Lebanon Interior Minister Marwan Charbel revealed Friday that Turkish officials are saying that Abu Ibrahim the head of the group behind the kidnapping of the Lebanese Shiite pilgrims in Syria has been killed, but a mediator in the case denied the report.
“I have received information from the Turkish side that Abu Ibrahim has been killed and that Abu Jaser has replaced him,” Charbel was quoted as telling a delegation from Lebanon’s Journalists Syndicate adding that Abu Ibrahim died as a result of wounds.
However, a mediator involved in the case of the kidnapped pilgrims who spoke to The Lebanese Daily Star said Abu Ibrahim was still alive.
“He is not dead. He is wounded but he is still alive,” the mediator said, adding that the Abu Ibrahim periodically “played dead” in order to alleviate pressure on him to release the Lebanese hostages.
The mediator who described Abu Ibrahim as flaky, said the kidnapper has yet to outline his specific demands for freeing the Lebanese.
“Sometimes Abu Ibrahim says he is holding the Lebanese because he wants money and at other times he claims it is for sectarian reasons,” the mediator said.
Eleven Lebanese Shiite pilgrims were kidnapped by a rebel group last May , in the Syrian district of Aleppo after crossing from Turkey, on their way from a pilgrimage to Iran. Two of the group were released in late 2012.
The mediator said the Free Syrian Army had launched an attack to free the pilgrims and that Abu Ibrahim was constantly relocating the group in Azaz, Aleppo.
However, the mediator said the pilgrims were in good health.
Link to defector?
President Michel Suleiman sought clarification on Friday over whether there was a link between Lt.
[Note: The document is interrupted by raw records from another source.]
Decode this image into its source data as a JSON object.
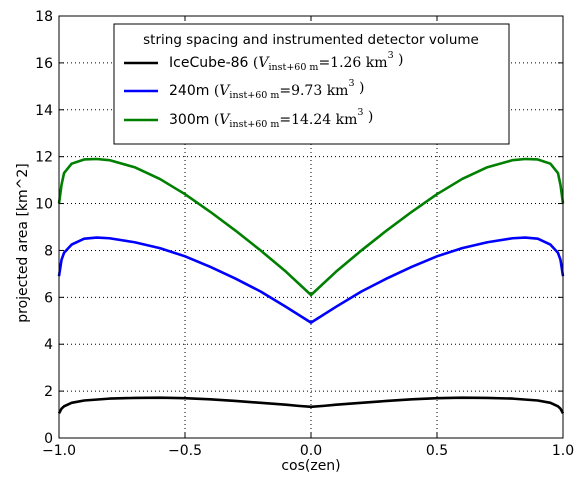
{
  "chart_data": {
    "type": "line",
    "xlabel": "cos(zen)",
    "ylabel": "projected area [km^2]",
    "xlim": [
      -1.0,
      1.0
    ],
    "ylim": [
      0,
      18
    ],
    "xticks": [
      -1.0,
      -0.5,
      0.0,
      0.5,
      1.0
    ],
    "xtick_labels": [
      "−1.0",
      "−0.5",
      "0.0",
      "0.5",
      "1.0"
    ],
    "yticks": [
      0,
      2,
      4,
      6,
      8,
      10,
      12,
      14,
      16,
      18
    ],
    "ytick_labels": [
      "0",
      "2",
      "4",
      "6",
      "8",
      "10",
      "12",
      "14",
      "16",
      "18"
    ],
    "grid": true,
    "legend": {
      "title": "string spacing and instrumented detector volume",
      "placement": "top-center"
    },
    "series": [
      {
        "name": "IceCube-86",
        "color": "#000000",
        "volume_label": {
          "prefix": "(",
          "var": "V",
          "sub": "inst+60 m",
          "eq": "=1.26 km",
          "sup": "3",
          "suffix": ")"
        },
        "x": [
          -1.0,
          -0.99,
          -0.98,
          -0.95,
          -0.9,
          -0.8,
          -0.7,
          -0.6,
          -0.5,
          -0.4,
          -0.3,
          -0.2,
          -0.1,
          -0.05,
          0.0,
          0.05,
          0.1,
          0.2,
          0.3,
          0.4,
          0.5,
          0.6,
          0.7,
          0.8,
          0.9,
          0.95,
          0.98,
          0.99,
          1.0
        ],
        "y": [
          1.05,
          1.25,
          1.35,
          1.5,
          1.6,
          1.68,
          1.71,
          1.72,
          1.7,
          1.65,
          1.58,
          1.5,
          1.42,
          1.37,
          1.33,
          1.37,
          1.42,
          1.5,
          1.58,
          1.65,
          1.7,
          1.72,
          1.71,
          1.68,
          1.6,
          1.5,
          1.35,
          1.25,
          1.05
        ]
      },
      {
        "name": "240m",
        "color": "#0000ff",
        "volume_label": {
          "prefix": "(",
          "var": "V",
          "sub": "inst+60 m",
          "eq": "=9.73 km",
          "sup": "3",
          "suffix": ")"
        },
        "x": [
          -1.0,
          -0.99,
          -0.98,
          -0.95,
          -0.9,
          -0.85,
          -0.8,
          -0.7,
          -0.6,
          -0.5,
          -0.4,
          -0.3,
          -0.2,
          -0.1,
          0.0,
          0.1,
          0.2,
          0.3,
          0.4,
          0.5,
          0.6,
          0.7,
          0.8,
          0.85,
          0.9,
          0.95,
          0.98,
          0.99,
          1.0
        ],
        "y": [
          6.9,
          7.6,
          7.9,
          8.25,
          8.5,
          8.55,
          8.52,
          8.35,
          8.1,
          7.75,
          7.3,
          6.8,
          6.25,
          5.6,
          4.92,
          5.6,
          6.25,
          6.8,
          7.3,
          7.75,
          8.1,
          8.35,
          8.52,
          8.55,
          8.5,
          8.25,
          7.9,
          7.6,
          6.9
        ]
      },
      {
        "name": "300m",
        "color": "#008000",
        "volume_label": {
          "prefix": "(",
          "var": "V",
          "sub": "inst+60 m",
          "eq": "=14.24 km",
          "sup": "3",
          "suffix": ")"
        },
        "x": [
          -1.0,
          -0.99,
          -0.98,
          -0.95,
          -0.9,
          -0.85,
          -0.8,
          -0.7,
          -0.6,
          -0.5,
          -0.4,
          -0.3,
          -0.2,
          -0.1,
          0.0,
          0.1,
          0.2,
          0.3,
          0.4,
          0.5,
          0.6,
          0.7,
          0.8,
          0.85,
          0.9,
          0.95,
          0.98,
          0.99,
          1.0
        ],
        "y": [
          10.0,
          10.8,
          11.3,
          11.7,
          11.88,
          11.9,
          11.85,
          11.55,
          11.05,
          10.4,
          9.65,
          8.85,
          8.0,
          7.1,
          6.1,
          7.1,
          8.0,
          8.85,
          9.65,
          10.4,
          11.05,
          11.55,
          11.85,
          11.9,
          11.88,
          11.7,
          11.3,
          10.8,
          10.0
        ]
      }
    ]
  }
}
Mohammad Tlas a Syrian Army defector who is in the custody of Lebanese officials and the abduction of the Lebanese pilgrims in Syria.
“[The president] asked General Security head Maj. Gen. Abbas Ibrahim to investigate the validity of media reports that there is a link between Syrian Lt. Mohammad Tlas and the kidnapping of Lebanese in Azaz and what he [Tlas] has information about this issue,” according to Sleiman’s office.
The pro-Syrian Al Akhbar newspaper linked in a report published on Thursday Tlas to the kidnapers, reportedly to press the lebanese government which is dominated by Hezbollah to deport Tlas to Syria.
Lebanon’s Military Tribunal has ordered the deportation of Tlas, who was sentenced earlier this week in Lebanon to two months in prison and fined him 100,000 ( $67) for illegally entering the country.
However, Lebanon’s interior minister said Wednesday that the deportation was unlikely to take place.
The defector risks the death penalty for treason if he is actually handed over to the regime of President Bashar al-Assad, Lebanese human rights organisations warned.
President Suleiman said Thursday that there are instructions against deporting any Syrian back to their country in line with the Human Rights Declaration.